If the net impact of these changes across all areas of spending is above forecast, the government has a smaller remaining amount of the operating allowance to allocate at Budget. Conversely, if the net impact is below forecast the government has a larger amount of the operating allowance to allocate at Budget. In practice, in recent years the net impact of in-year revisions has generally come in negative. However, this favourable movement has been used to improve the fiscal position rather than allow for increased spending. Judgement always needs to be applied with the in-year revisions process given there is uncertainty about their impact each year and there could be large one-off impacts that would be difficult to adjust for. However, there would need to be some adjustment to spending or revenue plans unless there is a change to the government's fiscal strategy.

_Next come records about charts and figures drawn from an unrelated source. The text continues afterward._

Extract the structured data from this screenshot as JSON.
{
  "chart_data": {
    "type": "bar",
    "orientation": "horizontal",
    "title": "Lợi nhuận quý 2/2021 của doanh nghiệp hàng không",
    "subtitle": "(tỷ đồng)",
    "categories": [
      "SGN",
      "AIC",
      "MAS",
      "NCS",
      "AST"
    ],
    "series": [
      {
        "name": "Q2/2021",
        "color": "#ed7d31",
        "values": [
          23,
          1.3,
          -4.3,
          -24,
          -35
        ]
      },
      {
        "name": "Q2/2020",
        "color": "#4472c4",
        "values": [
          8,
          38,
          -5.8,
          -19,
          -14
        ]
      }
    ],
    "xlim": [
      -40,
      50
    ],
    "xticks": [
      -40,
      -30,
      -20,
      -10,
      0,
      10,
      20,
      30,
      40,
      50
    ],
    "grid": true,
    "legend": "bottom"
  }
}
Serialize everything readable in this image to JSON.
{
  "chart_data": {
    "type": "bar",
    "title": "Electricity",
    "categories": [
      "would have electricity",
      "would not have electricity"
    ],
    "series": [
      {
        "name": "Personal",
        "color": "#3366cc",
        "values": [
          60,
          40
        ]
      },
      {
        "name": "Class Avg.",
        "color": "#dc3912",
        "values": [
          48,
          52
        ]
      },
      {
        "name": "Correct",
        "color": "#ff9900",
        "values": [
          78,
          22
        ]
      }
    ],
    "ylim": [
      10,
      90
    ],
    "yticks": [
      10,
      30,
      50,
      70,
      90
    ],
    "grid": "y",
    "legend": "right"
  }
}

There are a number of common baseline changes that are picked up through the in-year revisions process and charged against the operating allowance:

  • Changes to price or volume of entitlements: revisions to benefits in Votes Social Development, Building and Housing, and Revenue flow through in-year revisions (except for changes to the unemployment benefit as this could make fiscal policy more pro-cyclical). A few examples of included items are New Zealand Superannuation, Early Childhood Education subsidies, KiwiSaver, the HomeStart Grant, Sole Parent Support, and Accommodation Assistance.
  • Exchange rate movements: these were previously excluded from allowances but are now managed within. Examples include Foreign Affairs and Trade consular services, and international subscriptions.
  • Changes in expected revenue: this does not apply to general tax revenue as this acts as an automatic stabiliser. A wide range of revenue is captured through in-year revisions, including energy royalties, court fees and fines, immigration fees and levies, occupational licensing and capital charge revenue[6].
  • Changes in price set by external bodies: this includes changes made under Permanent Legislative Authority. Examples include legal aid, judicial review costs, MP salaries, Judges' salaries, and Coroner's salaries.

Other baseline changes submitted via baseline updates that are excluded from the in-year revisions process include fiscally neutral changes (such expense transfers or fiscally neutral adjustments), non-departmental depreciation, and impairments and revaluations due to fluctuations in assets and liabilities.

Notes

  • [6] All government departments pay capital charge (currently calculated at 6% of a department's net assets) to provide for the government's cost of capital. This creates an incentive for departments to make proper use of working capital and to dispose of surplus fixed assets. Capital charge is an intra-Crown transaction and therefore fiscally neutral.